(Video from Think Progress)
To his family, Kirk Andrew Murphy was an eccentric young boy in a society that fears eccentricity.
To the founders of what would become Exodus International and NARTH, Kirk was merely a guinea pig, a prototype for their latest “state of the art” aversion therapy.
State of the art? Not really. These were the 1970s, but the NARTH founders’ ideology was rooted in harsh 19th-century myths about child development. While the remainder of the mental-health profession was starting to view gay people as equals, people like reparative therapist George Rekers hoped to give old-fashioned abuses a sexy new image.
Couched in an amateurish veneer of clinical legitimacy, the particular aversion therapy that was inflicted upon Kirk involved outright child abuse: Weekly whippings and beatings that, if successful, would condition the child to be not who he was, but rather what a godfearing society expected him to be.
Decades later, physically abusive aversion therapies are now frowned-upon. Today’s ex-gay activists and aversion therapists have learned how to scar people without leaving physical marks.
Exodus International therefore plays word games regarding its stance on aversion. Says Exodus president Alan Chambers:
We … don’t approve of aversion or shock therapy, or the warrior therapy, where they get naked and run through the woods. We don’t allow any of those things. So we have very specific guidelines on what you can and can’t do. We do one-on-one counseling, therapy, support groups like you would find in any AA meeting, accountability groups, structured groups that are programmatic like Living Waters, which is one of the oldest programs in our ministry.
What Chambers doesn’t say is that Exodus’ one-on-one counseling and “support” groups consist primarily of defamations and humiliating caricatures of gay people and their relationships: Characterizations that are intended to avert sexual awareness in participants through relentless shame, fear, intimidation — and ostracism, should any participant not conform. Exodus program participants learn that they must pretend to be someone else — and avert sexual thought, concern for human rights, and respect for other faith perspectives — as a condition to remain in fellowship with their friends and community.

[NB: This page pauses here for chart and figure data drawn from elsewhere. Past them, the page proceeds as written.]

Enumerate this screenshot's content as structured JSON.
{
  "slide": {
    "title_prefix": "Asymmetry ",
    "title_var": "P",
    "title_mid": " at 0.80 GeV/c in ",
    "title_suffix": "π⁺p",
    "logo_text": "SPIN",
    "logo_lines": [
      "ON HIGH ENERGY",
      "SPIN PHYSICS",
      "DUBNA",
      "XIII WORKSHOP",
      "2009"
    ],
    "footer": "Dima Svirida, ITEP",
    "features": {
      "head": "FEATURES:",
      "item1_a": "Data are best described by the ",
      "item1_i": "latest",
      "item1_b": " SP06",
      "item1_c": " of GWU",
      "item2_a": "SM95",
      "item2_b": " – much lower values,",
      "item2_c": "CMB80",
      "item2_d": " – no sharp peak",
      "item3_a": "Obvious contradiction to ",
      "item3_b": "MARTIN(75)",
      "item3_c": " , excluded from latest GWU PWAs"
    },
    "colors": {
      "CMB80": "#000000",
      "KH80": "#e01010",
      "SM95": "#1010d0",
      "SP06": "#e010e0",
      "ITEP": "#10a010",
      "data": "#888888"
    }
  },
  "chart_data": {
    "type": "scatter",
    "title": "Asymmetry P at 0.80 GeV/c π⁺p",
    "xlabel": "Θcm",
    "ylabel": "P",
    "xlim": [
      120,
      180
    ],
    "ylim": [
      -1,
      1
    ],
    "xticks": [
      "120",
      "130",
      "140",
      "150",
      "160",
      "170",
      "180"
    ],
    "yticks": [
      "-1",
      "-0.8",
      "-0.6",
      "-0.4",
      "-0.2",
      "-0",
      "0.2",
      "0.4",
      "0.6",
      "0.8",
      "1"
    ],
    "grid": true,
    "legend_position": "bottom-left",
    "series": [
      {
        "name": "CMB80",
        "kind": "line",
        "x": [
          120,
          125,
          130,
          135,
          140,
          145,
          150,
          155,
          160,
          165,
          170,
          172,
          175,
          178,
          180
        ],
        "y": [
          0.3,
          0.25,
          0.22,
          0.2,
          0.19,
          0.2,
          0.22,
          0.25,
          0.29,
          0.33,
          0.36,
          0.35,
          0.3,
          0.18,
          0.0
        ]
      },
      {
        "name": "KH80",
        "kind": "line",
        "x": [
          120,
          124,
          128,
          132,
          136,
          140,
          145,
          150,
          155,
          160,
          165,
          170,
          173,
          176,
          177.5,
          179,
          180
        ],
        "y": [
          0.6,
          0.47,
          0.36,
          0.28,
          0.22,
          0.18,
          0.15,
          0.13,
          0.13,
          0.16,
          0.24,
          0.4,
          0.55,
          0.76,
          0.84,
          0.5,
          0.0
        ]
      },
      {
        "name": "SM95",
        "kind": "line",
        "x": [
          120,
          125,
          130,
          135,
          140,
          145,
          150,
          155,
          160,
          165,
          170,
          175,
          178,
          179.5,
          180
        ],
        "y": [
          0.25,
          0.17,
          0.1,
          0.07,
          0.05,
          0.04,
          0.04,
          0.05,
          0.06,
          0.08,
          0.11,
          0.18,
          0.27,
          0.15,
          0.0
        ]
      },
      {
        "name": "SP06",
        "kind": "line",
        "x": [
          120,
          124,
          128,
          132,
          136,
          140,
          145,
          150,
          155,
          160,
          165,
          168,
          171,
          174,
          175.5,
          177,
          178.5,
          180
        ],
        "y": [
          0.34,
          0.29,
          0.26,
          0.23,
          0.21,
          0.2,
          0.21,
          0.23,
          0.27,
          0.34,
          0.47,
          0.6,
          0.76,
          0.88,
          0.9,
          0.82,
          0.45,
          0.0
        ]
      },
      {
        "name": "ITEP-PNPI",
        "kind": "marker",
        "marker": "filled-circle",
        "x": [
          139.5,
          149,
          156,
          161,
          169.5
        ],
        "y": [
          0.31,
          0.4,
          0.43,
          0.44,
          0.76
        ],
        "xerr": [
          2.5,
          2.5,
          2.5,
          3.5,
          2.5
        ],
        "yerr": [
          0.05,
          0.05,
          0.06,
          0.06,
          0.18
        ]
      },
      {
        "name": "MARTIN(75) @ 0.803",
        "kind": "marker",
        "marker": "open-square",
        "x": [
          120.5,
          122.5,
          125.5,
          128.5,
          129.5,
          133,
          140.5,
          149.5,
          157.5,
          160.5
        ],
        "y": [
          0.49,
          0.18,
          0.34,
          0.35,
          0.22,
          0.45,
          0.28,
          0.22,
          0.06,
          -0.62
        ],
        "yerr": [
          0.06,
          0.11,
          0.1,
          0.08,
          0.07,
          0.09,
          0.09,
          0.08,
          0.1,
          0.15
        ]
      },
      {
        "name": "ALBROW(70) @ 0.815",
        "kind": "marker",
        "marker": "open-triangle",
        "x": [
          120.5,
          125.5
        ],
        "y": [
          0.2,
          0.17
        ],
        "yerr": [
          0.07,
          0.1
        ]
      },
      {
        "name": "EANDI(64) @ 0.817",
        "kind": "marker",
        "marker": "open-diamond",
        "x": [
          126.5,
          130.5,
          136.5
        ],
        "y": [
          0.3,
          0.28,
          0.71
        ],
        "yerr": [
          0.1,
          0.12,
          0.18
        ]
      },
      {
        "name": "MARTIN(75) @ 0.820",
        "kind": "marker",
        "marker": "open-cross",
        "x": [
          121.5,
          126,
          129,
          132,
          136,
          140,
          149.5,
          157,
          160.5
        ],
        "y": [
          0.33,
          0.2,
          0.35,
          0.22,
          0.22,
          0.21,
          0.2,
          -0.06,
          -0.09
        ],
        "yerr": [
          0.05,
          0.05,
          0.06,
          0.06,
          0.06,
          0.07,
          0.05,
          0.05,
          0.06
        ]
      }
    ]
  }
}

Since the 1970s, Exodus and its intellectual godfathers at NARTH have found new ways to deprive people of hope, support, and self-respect. This is their modus operandi. But why? The goal, it seems, is to tear sex- and gender-variant people down and alienate them from authentic help and spiritual support in school, home, and church, until they have no one left to turn to — except fraudulent fundamentalists who offer inclusion and companionship that is conditioned upon obedience and conformity.
But I think many of Exodus’ victims, on some level, see ex-gays for what they are: Unhappy and purposely ignorant people with exceedingly shallow notions of faith and conditional friendship. So Exodus’ evangelical ruse doesn’t work: Instead of converting to a fraudulent religious affiliation, some of Exodus’ victims simply kill themselves.
The damage lives on in ex-gay survivors — those who escape Exodus’ therapeutic fraud and seek recovery — and to stay ahead of its trail of survivors, Exodus is busily seeking new ways to damage people.
Right now, Exodus is convening its annual “Freedom Conference” and pep rally in Asheville, North Carolina. (TWO will be there with Mel White to counter the lies) It’s a slick affair, in which prosperous antigay bigots and deeply closeted Christian gays celebrate freedom from sexuality, material facts, the temptation of reality, and religious diversity. They convince themselves that “freedom” from reality is threatened by gay rights. They warn grimly about “homosexuality” (sexual honesty) “impacting” the innocent like an deadly asteroid. They promise “hope” and “compassion” (pity) to people whose hope and passion have been crushed by the defamatory preachings and discrimination of Exodus’ own antigay church network.
When Exodus markets “freedom,” what it’s really marketing is old-fashioned aversion therapy in new wrapping-paper.